Terrence Malick Is Executive Producing A New Lil Peep Documentary
Buried in a New York Times feature on posthumous releases from Lil Peep is the news that The Thin Red Line director Terrence Malick is serving as executive producer for a forthcoming documentary on the late rapper. The elusive auteur is described as a friend of Peep’s family. According to Times music correspondent Jon Caramanica, “there may be a soundtrack to accompany” the film on the rapper’s life. No other details were provided. Spin reached out to Malick’s rep for comment and we’ll update if we hear back.
In addition to the scheduled November 9 release of the posthumous full-length Come Over When You’re Sober, Pt. 2, the Times reports that Lil Peep’s “brighter-sounding collaborations” with his friend iLoveMakonnen will likely get released at some point. Lil Peep also recorded music with producers Diplo and Harry Fraud.
The unheard recordings were pulled from Lil Peep’s laptop after after the rapper, born Gustav Åhr, passed away in November 2017 from a fentanyl and Xanax overdose at the age of 21. Lil Peep’s mother, discussed how the recordings were unearthed. From the Times:
Lil Peep died of an accidental drug overdose last November at 21. Afterward, attention turned to his computer. First, it went to London, where the files were backed up by First Access Entertainment, the company that helped guide his career.

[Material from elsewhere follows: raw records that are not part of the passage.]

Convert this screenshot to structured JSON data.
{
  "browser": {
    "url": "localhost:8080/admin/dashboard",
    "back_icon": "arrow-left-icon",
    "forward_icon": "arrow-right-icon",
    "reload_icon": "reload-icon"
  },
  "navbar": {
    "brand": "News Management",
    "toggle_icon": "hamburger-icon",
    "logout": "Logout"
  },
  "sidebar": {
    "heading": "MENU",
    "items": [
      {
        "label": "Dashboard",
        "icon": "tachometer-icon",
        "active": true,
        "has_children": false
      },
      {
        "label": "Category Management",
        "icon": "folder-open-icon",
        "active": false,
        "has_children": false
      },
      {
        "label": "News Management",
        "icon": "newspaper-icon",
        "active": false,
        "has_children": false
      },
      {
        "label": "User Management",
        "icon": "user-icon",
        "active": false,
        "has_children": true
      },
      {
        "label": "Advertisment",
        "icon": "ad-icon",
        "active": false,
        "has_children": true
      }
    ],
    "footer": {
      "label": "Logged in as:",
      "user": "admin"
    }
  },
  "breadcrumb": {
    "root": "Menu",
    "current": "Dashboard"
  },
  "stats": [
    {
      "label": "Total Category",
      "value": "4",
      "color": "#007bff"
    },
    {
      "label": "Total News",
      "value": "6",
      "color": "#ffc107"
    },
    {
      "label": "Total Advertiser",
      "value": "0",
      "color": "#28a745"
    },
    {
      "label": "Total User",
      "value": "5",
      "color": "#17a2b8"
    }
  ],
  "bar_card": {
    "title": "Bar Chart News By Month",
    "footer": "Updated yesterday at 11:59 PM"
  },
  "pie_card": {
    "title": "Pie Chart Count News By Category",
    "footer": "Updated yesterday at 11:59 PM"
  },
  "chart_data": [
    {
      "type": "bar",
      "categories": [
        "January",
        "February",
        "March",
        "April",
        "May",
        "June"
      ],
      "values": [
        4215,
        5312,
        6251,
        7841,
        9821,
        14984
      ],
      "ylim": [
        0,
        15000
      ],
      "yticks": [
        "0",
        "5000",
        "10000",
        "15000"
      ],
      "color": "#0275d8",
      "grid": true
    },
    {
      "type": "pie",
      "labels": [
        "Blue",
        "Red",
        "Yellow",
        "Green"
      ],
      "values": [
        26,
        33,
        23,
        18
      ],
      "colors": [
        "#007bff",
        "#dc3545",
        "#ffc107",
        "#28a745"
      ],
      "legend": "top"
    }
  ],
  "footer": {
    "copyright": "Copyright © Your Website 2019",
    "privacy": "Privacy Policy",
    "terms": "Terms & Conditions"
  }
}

Then it went to his mother, Liza Womack. In an interview in her cozy Long Island home, sitting on a nondescript couch that belonged to Peep and was shipped cross-country after his death, she calmly recalled walking into an Apple store, handing the laptop to a clerk, and saying: “My son died. This is him. Take this and put it on a new one.”
Sometime after that, in London, the producer George Astasio and Peep’s longtime musical collaborator Smokeasac finally set out to catalog its contents. What they found were Lil Peep’s complete recordings — some finished, some in fragments; some heard and familiar, many not.